We cross-verify the full Received: chain, the source IP's reputation, the message-ID structure and infrastructure pivots. An email can pass authentication and still be compromised (via OAuth abuse or mailbox takeover) — that's a different question than "is the signature valid."

Can deleted emails be recovered?

Often, yes. PST and OST files contain internal slack and journal structures that retain deleted messages until the file is compacted. We use aid4mail, OST/PST viewers and custom parsing to extract deleted items.

If the user emptied the Recoverable Items folder and the file was compacted, recovery becomes file-system-level — we'd carve the host disk for PST fragments.

What does it mean to "Bates-stamp" documents?

Sequential exhibit numbering applied to every page of a litigation production (e.g., DRL-0000001 through DRL-0001247). It lets opposing counsel and the court refer to specific pages unambiguously.

Required for almost all civil and commercial litigation productions in Canada and the US. We stamp Bates ranges per document with branded prefixes and produce a load file (DAT, OPT, LFP) compatible with Relativity, Everlaw, Reveal, Logikcull and Casepoint.

Can Slack and Teams messages be used as evidence?

Yes — both have native eDiscovery exports.

Slack: enterprise plans support the Discovery API, exporting messages, threads, DMs, channel files and Huddle metadata in JSON. Teams: covered by M365 eDiscovery (Standard or Premium) — messages, attachments, meeting recordings and 1:1 calls. We collect, dedupe, threading-reconstruct and Bates-stamp.

How do you make sure email evidence is preserved properly?

Two layers. Legal Hold: a documented preservation notice to custodians and IT. Technical Hold: enable Litigation Hold in M365 (preserves indefinitely even if user deletes), or Vault Hold in Google Workspace, or platform-specific holds in Slack / Teams.

Once the hold is in place, collection happens through licensed export tooling that preserves metadata. We document each step for defensibility under Sedona Canada principles.

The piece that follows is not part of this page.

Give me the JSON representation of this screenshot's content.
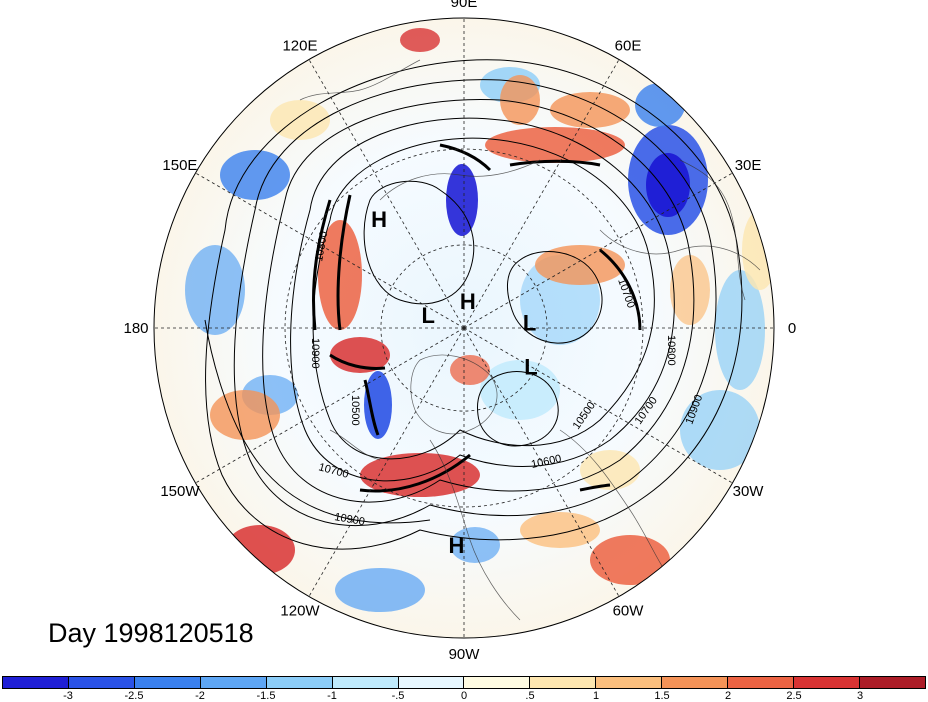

What's the difference between examining one email and reviewing thousands?

Forensic analysis asks: is this email what it claims to be? Did the sender actually send it? Was it altered? Answers authenticity, reconstruction, source attribution.

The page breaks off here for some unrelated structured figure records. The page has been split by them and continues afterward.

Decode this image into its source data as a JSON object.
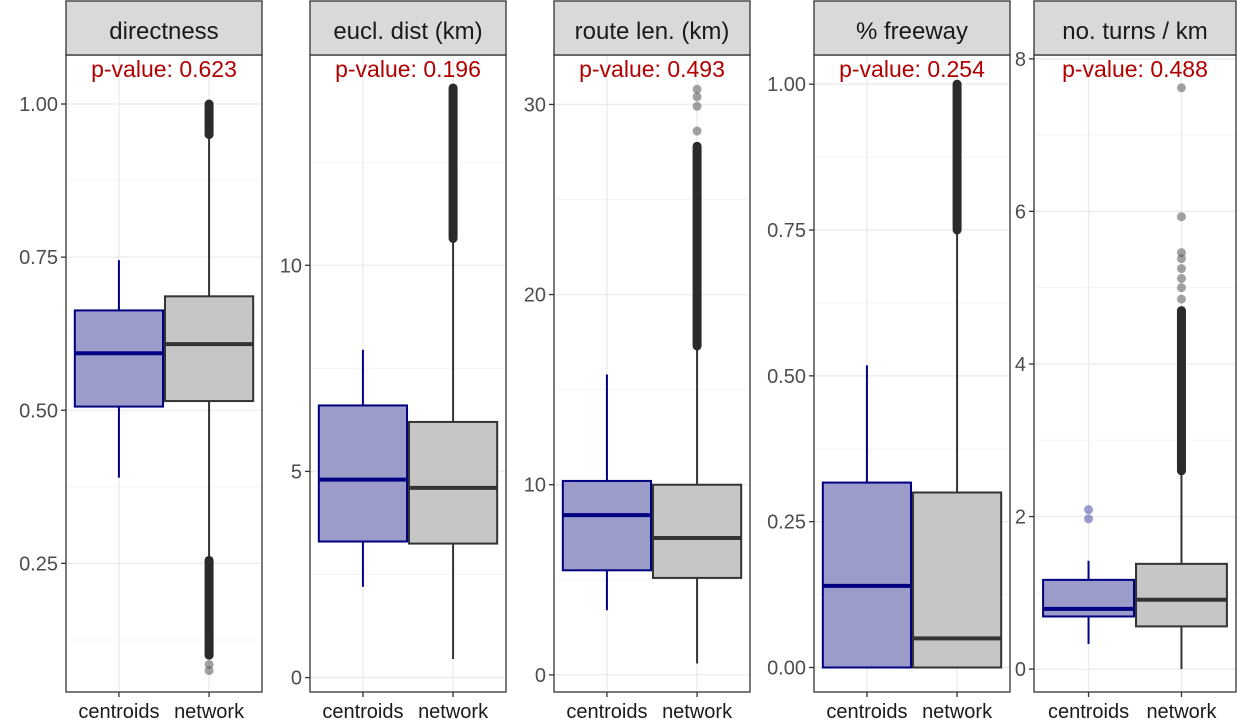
{
  "chart_data": [
    {
      "type": "boxplot",
      "title": "directness",
      "annotation": "p-value: 0.623",
      "categories": [
        "centroids",
        "network"
      ],
      "ylim": [
        0.04,
        1.08
      ],
      "yticks": [
        0.25,
        0.5,
        0.75,
        1.0
      ],
      "ytick_labels": [
        "0.25",
        "0.50",
        "0.75",
        "1.00"
      ],
      "boxes": [
        {
          "category": "centroids",
          "whisker_low": 0.39,
          "q1": 0.506,
          "median": 0.593,
          "q3": 0.663,
          "whisker_high": 0.745,
          "outliers": []
        },
        {
          "category": "network",
          "whisker_low": 0.258,
          "q1": 0.515,
          "median": 0.608,
          "q3": 0.686,
          "whisker_high": 0.948,
          "outlier_bands": [
            [
              0.95,
              1.0
            ],
            [
              0.1,
              0.255
            ]
          ],
          "outliers": [
            0.085,
            0.075
          ]
        }
      ]
    },
    {
      "type": "boxplot",
      "title": "eucl. dist (km)",
      "annotation": "p-value: 0.196",
      "categories": [
        "centroids",
        "network"
      ],
      "ylim": [
        -0.35,
        15.1
      ],
      "yticks": [
        0,
        5,
        10
      ],
      "ytick_labels": [
        "0",
        "5",
        "10"
      ],
      "boxes": [
        {
          "category": "centroids",
          "whisker_low": 2.2,
          "q1": 3.3,
          "median": 4.8,
          "q3": 6.6,
          "whisker_high": 7.95,
          "outliers": []
        },
        {
          "category": "network",
          "whisker_low": 0.45,
          "q1": 3.25,
          "median": 4.6,
          "q3": 6.2,
          "whisker_high": 10.6,
          "outlier_bands": [
            [
              10.65,
              14.3
            ]
          ],
          "outliers": []
        }
      ]
    },
    {
      "type": "boxplot",
      "title": "route len. (km)",
      "annotation": "p-value: 0.493",
      "categories": [
        "centroids",
        "network"
      ],
      "ylim": [
        -0.9,
        32.6
      ],
      "yticks": [
        0,
        10,
        20,
        30
      ],
      "ytick_labels": [
        "0",
        "10",
        "20",
        "30"
      ],
      "boxes": [
        {
          "category": "centroids",
          "whisker_low": 3.4,
          "q1": 5.5,
          "median": 8.4,
          "q3": 10.2,
          "whisker_high": 15.8,
          "outliers": []
        },
        {
          "category": "network",
          "whisker_low": 0.6,
          "q1": 5.1,
          "median": 7.2,
          "q3": 10.0,
          "whisker_high": 17.2,
          "outlier_bands": [
            [
              17.3,
              27.8
            ]
          ],
          "outliers": [
            28.6,
            29.9,
            30.4,
            30.8
          ]
        }
      ]
    },
    {
      "type": "boxplot",
      "title": "% freeway",
      "annotation": "p-value: 0.254",
      "categories": [
        "centroids",
        "network"
      ],
      "ylim": [
        -0.042,
        1.05
      ],
      "yticks": [
        0,
        0.25,
        0.5,
        0.75,
        1.0
      ],
      "ytick_labels": [
        "0.00",
        "0.25",
        "0.50",
        "0.75",
        "1.00"
      ],
      "boxes": [
        {
          "category": "centroids",
          "whisker_low": 0.0,
          "q1": 0.0,
          "median": 0.14,
          "q3": 0.317,
          "whisker_high": 0.518,
          "outliers": []
        },
        {
          "category": "network",
          "whisker_low": 0.0,
          "q1": 0.0,
          "median": 0.05,
          "q3": 0.3,
          "whisker_high": 0.745,
          "outlier_bands": [
            [
              0.75,
              1.0
            ]
          ],
          "outliers": []
        }
      ]
    },
    {
      "type": "boxplot",
      "title": "no. turns / km",
      "annotation": "p-value: 0.488",
      "categories": [
        "centroids",
        "network"
      ],
      "ylim": [
        -0.3,
        8.05
      ],
      "yticks": [
        0,
        2,
        4,
        6,
        8
      ],
      "ytick_labels": [
        "0",
        "2",
        "4",
        "6",
        "8"
      ],
      "boxes": [
        {
          "category": "centroids",
          "whisker_low": 0.33,
          "q1": 0.69,
          "median": 0.79,
          "q3": 1.17,
          "whisker_high": 1.42,
          "outliers": [
            1.97,
            2.09
          ]
        },
        {
          "category": "network",
          "whisker_low": 0.0,
          "q1": 0.56,
          "median": 0.91,
          "q3": 1.38,
          "whisker_high": 2.55,
          "outlier_bands": [
            [
              2.6,
              4.7
            ]
          ],
          "outliers": [
            4.85,
            5.0,
            5.12,
            5.25,
            5.38,
            5.46,
            5.93,
            7.62
          ]
        }
      ]
    }
  ],
  "colors": {
    "centroids_fill": "#9b9cca",
    "centroids_stroke": "#000080",
    "network_fill": "#c6c6c6",
    "network_stroke": "#333333",
    "strip_fill": "#d9d9d9",
    "annotation": "#b00000",
    "grid_major": "#ebebeb",
    "grid_minor": "#f5f5f5",
    "axis_text": "#4d4d4d"
  }
}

eDiscovery asks: among these 84,000 emails, which are responsive to the litigation issues? Answers volume reduction, relevance, privilege and production format.

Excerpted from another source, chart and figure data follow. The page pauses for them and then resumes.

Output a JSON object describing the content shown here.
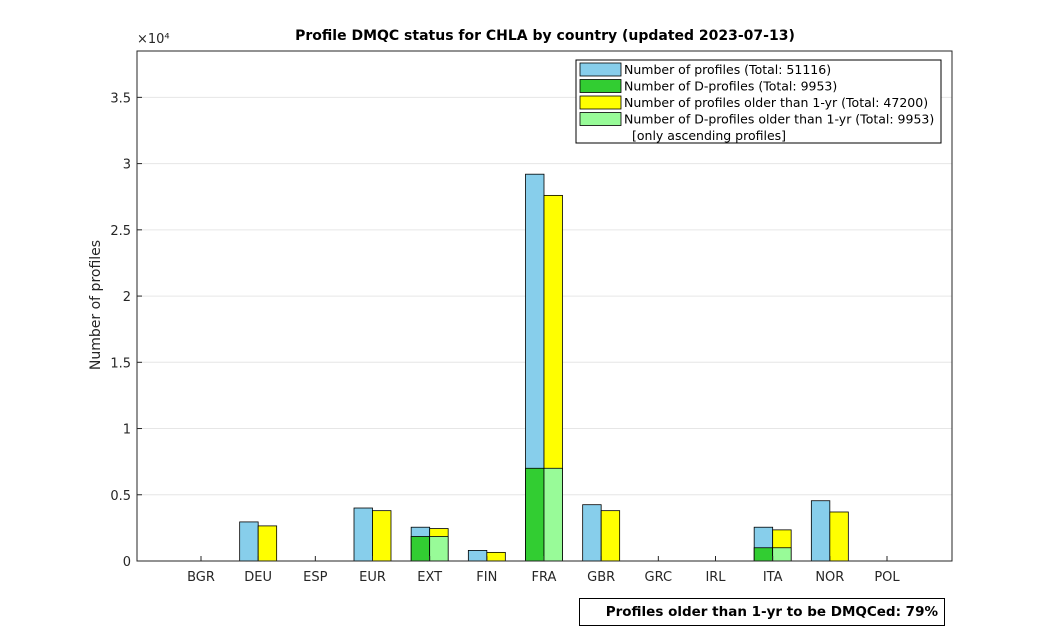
{
  "chart_data": {
    "type": "bar",
    "title": "Profile DMQC status for CHLA by country (updated 2023-07-13)",
    "ylabel": "Number of profiles",
    "xlabel": "",
    "y_exponent_label": "×10⁴",
    "ylim": [
      0,
      38500
    ],
    "yticks": [
      0,
      5000,
      10000,
      15000,
      20000,
      25000,
      30000,
      35000
    ],
    "ytick_labels": [
      "0",
      "0.5",
      "1",
      "1.5",
      "2",
      "2.5",
      "3",
      "3.5"
    ],
    "grid": true,
    "legend_position": "top-right",
    "categories": [
      "BGR",
      "DEU",
      "ESP",
      "EUR",
      "EXT",
      "FIN",
      "FRA",
      "GBR",
      "GRC",
      "IRL",
      "ITA",
      "NOR",
      "POL"
    ],
    "series": [
      {
        "name": "Number of profiles (Total: 51116)",
        "color": "#87ceeb",
        "values": [
          0,
          2950,
          0,
          4000,
          2550,
          800,
          29200,
          4250,
          0,
          0,
          2550,
          4550,
          0
        ]
      },
      {
        "name": "Number of D-profiles (Total: 9953)",
        "color": "#32cd32",
        "values": [
          0,
          0,
          0,
          0,
          1850,
          0,
          7000,
          0,
          0,
          0,
          1000,
          0,
          0
        ]
      },
      {
        "name": "Number of profiles older than 1-yr (Total: 47200)",
        "color": "#ffff00",
        "values": [
          0,
          2650,
          0,
          3800,
          2450,
          650,
          27600,
          3800,
          0,
          0,
          2350,
          3700,
          0
        ]
      },
      {
        "name": "Number of D-profiles older than 1-yr (Total: 9953)",
        "color": "#98fb98",
        "values": [
          0,
          0,
          0,
          0,
          1850,
          0,
          7000,
          0,
          0,
          0,
          1000,
          0,
          0
        ]
      }
    ],
    "legend_note": "[only ascending profiles]",
    "summary": "Profiles older than 1-yr to be DMQCed: 79%"
  }
}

We do both, often together — forensic-grade preservation feeding an eDiscovery review.

Can a scam or phishing email be traced back to whoever sent it?

Partially. We pull the full header chain and identify the X-Originating-IP, mail-from path and infrastructure pivot. From there we cross-reference threat-intelligence databases for known phishing-kit infrastructure.

Tracing to a specific individual usually requires law-enforcement cooperation with the upstream provider (since the attacker often uses anonymized infrastructure). We give counsel the technical pivot points and document everything for an MLAT request or civil subpoena.